Chen Keige's misbegotten The Promise is possibly the only Asian film that can make you feel sorry for producer Harvey Weinstein, who pre-brought the film before realizing that he'd made a big mistake on seeing the end result. It's hard not to think that all that bad karma from cutting Asian films to ribbons finally caught up with him with this one. I should have known what to expect when I saw exploitation specialist Etchie Stroh's name as one of the producers. It's not a total loss, but it is a helluva mess just on a technical level, boasting probably the worst CGI effects in a big budget film. Some of them look just one step up from animatics or late 80s arcade games, while the opening stampede plays like a Road-Runner cartoon crossed with an early Neolithic cave painting. But then the sound mixing is sometimes equally awkward, leaving you with the impression that the film was rushed into completion in the hopes of scoring some Oscar nominations that they didn't quite manage to finish any it. Of course, it is just possible that everyone concerned saw what a totally bonkers movie this is and decided to sneak home early from work each day.

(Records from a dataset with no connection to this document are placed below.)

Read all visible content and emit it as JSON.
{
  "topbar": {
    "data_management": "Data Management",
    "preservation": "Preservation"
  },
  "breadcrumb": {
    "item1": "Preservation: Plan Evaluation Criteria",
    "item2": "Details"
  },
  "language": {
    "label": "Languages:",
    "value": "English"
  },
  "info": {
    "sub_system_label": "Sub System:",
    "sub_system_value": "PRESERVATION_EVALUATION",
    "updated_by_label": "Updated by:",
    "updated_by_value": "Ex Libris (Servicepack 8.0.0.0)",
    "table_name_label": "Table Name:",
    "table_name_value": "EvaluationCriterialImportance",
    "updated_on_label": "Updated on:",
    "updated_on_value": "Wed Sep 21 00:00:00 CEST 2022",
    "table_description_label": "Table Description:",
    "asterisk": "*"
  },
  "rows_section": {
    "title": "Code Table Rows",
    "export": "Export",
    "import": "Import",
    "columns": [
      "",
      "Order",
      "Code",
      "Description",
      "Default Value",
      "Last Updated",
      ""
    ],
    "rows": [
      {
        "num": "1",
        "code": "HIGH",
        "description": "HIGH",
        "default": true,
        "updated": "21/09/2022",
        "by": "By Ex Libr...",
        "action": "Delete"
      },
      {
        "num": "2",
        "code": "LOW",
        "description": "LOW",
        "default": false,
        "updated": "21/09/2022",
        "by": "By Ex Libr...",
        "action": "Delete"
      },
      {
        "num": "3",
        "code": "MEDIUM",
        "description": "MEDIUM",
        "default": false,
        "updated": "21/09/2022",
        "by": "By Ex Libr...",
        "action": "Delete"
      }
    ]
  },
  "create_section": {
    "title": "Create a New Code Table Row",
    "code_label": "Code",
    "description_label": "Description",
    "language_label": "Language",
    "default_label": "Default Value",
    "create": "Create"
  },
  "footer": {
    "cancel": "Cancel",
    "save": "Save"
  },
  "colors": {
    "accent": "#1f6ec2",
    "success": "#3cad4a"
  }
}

It's not fair to describe it as Asia's Alexander, because although often horribly executed, there was a governing intelligence behind that. By contrast, this seems more of a cynical attempt to capture a slice of the international market Zhang Yimou and Ang Lee cornered with a fantasy epic cum fairytale. Unfortunately, despite a promising initial premise and mostly game performances, Kaige really isn't suited to this kind of material and seems to be throwing in elements simply because they worked in other people's hit movies. There are a few good moments - the wall of time flashback, the ending - but most of it is just so bizarrely wrong that you just go on watching to see what comes up next. I think rescuing the heroine from her giant gilded birdcage, wrapping her in feathers and then running with her flying like a kite on a string probably takes the what-the-heck? award, but the bull run comes a close second.
Momentum's DVD is the cut international version, losing some 18 minutes from the original running time.